From 12:46 PM PDT to 9:04 PM PDT, users sporadically and transiently could not connect to Purelymail servers. This was caused by an underlying issue in AWS Cloud Services (unfortunately we cannot find a permalink to the AWS issue).
Impact: As far as we could tell, users (and some of our scripts) occasionally experienced timeouts connecting to servers.
Remediation: Really, we just waited for AWS to fix it. (If the issue were more serious we could’ve done more, but hasty action is itself a risk.)
Takeaways: We could’ve mitigated this by spreading infrastructure across more than one AWS region, but honestly the infrastructural complexity is a lot less and this isn’t bad for only impacting issue in five years.

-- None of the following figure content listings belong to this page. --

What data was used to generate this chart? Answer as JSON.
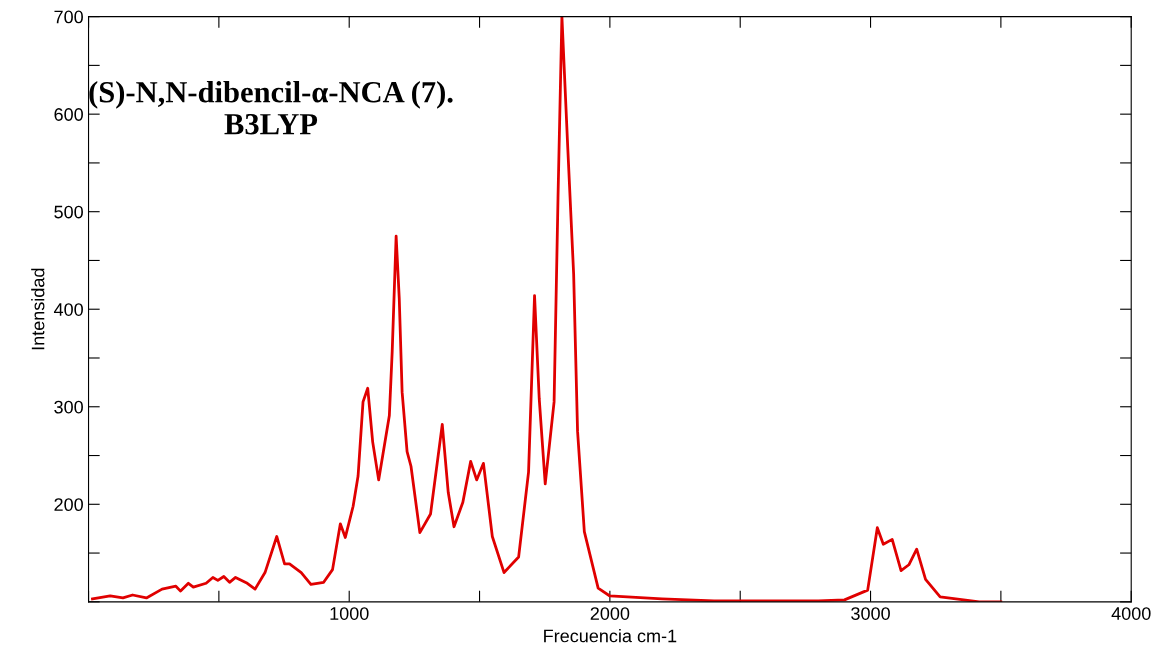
{
  "chart_data": {
    "type": "line",
    "annotations": [
      "(S)-N,N-dibencil-α-NCA (7).\nB3LYP"
    ],
    "xlabel": "Frecuencia cm-1",
    "ylabel": "Intensidad",
    "xlim": [
      0,
      4000
    ],
    "ylim": [
      100,
      700
    ],
    "xticks": [
      {
        "value": 0,
        "label": null
      },
      {
        "value": 500,
        "label": null
      },
      1000,
      {
        "value": 1500,
        "label": null
      },
      2000,
      {
        "value": 2500,
        "label": null
      },
      3000,
      {
        "value": 3500,
        "label": null
      },
      4000
    ],
    "yticks": [
      {
        "value": 100,
        "label": null
      },
      {
        "value": 150,
        "label": null
      },
      200,
      {
        "value": 250,
        "label": null
      },
      300,
      {
        "value": 350,
        "label": null
      },
      400,
      {
        "value": 450,
        "label": null
      },
      500,
      {
        "value": 550,
        "label": null
      },
      600,
      {
        "value": 650,
        "label": null
      },
      700
    ],
    "grid": false,
    "marker": "none",
    "line_style": "solid",
    "series": [
      {
        "color": "#e00000",
        "x": [
          15,
          83,
          132,
          169,
          222,
          282,
          335,
          353,
          383,
          402,
          451,
          477,
          496,
          519,
          541,
          564,
          609,
          639,
          677,
          722,
          752,
          771,
          816,
          853,
          902,
          936,
          966,
          985,
          1015,
          1034,
          1053,
          1071,
          1090,
          1113,
          1154,
          1165,
          1180,
          1192,
          1203,
          1222,
          1237,
          1271,
          1312,
          1357,
          1380,
          1402,
          1436,
          1466,
          1489,
          1515,
          1549,
          1594,
          1650,
          1688,
          1711,
          1729,
          1752,
          1786,
          1801,
          1816,
          1838,
          1861,
          1876,
          1902,
          1955,
          2000,
          2200,
          2400,
          2800,
          2900,
          2989,
          3026,
          3049,
          3083,
          3117,
          3147,
          3177,
          3211,
          3267,
          3417,
          3500
        ],
        "values": [
          103,
          106,
          104,
          107,
          104,
          113,
          116,
          111,
          119,
          115,
          119,
          125,
          122,
          126,
          120,
          125,
          119,
          113,
          130,
          167,
          139,
          139,
          130,
          118,
          120,
          133,
          180,
          166,
          198,
          229,
          305,
          319,
          264,
          225,
          291,
          357,
          475,
          411,
          315,
          254,
          239,
          171,
          190,
          282,
          212,
          177,
          202,
          244,
          225,
          242,
          167,
          130,
          146,
          233,
          414,
          308,
          221,
          305,
          514,
          700,
          568,
          436,
          275,
          172,
          114,
          106,
          103,
          101,
          101,
          102,
          112,
          176,
          159,
          164,
          132,
          138,
          154,
          123,
          105,
          100,
          100
        ]
      }
    ]
  }
}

AWS described the issue as: > Sep 28 9:04 PM PDT Beginning at 11:10 AM PDT, we began experiencing increased error rates and delays for newly launched EC2 instances in a single Availability Zone (use1-az2). Between 2:00 PM and 2:50 PM PDT, we also experienced an unrelated issue that resulted in increased error rates for new instance launches in use1-az1. As of 8:37 PM PDT, we observed recovery of the underlying subsystem responsible for propagating the network mappings. At this time, customers should be in recovery for increased error rates and delays in network propagation for newly launched EC2 instances in a single Availability zone (use1-az2). Additionally, customers should see recovery for elevated connectivity errors for PrivateLink. We will gradually shift traffic back in to the previously affected Availability Zone over the next few hours, but do not expect our traffic shift back to the affected Availability Zone to result in any additional customer impact. Given that we have now resolved the issue, we recommend shifting traffic back to the previously affected Availability Zone at your convenience. We also wanted to reiterate that this event was not a repeat of the networking issue that occurred on September 18th. Although both issues affected network mapping propagation times, they involved very different subsystems within the EC2 Networking Distribution Plane. We fully understand the impact that these types of issues have on customers’ workloads, and we apologize for any inconvenience. The issue has been resolved and the service is operating normally.
(Though from our experience it seemed to impact very existing EC2 instances.)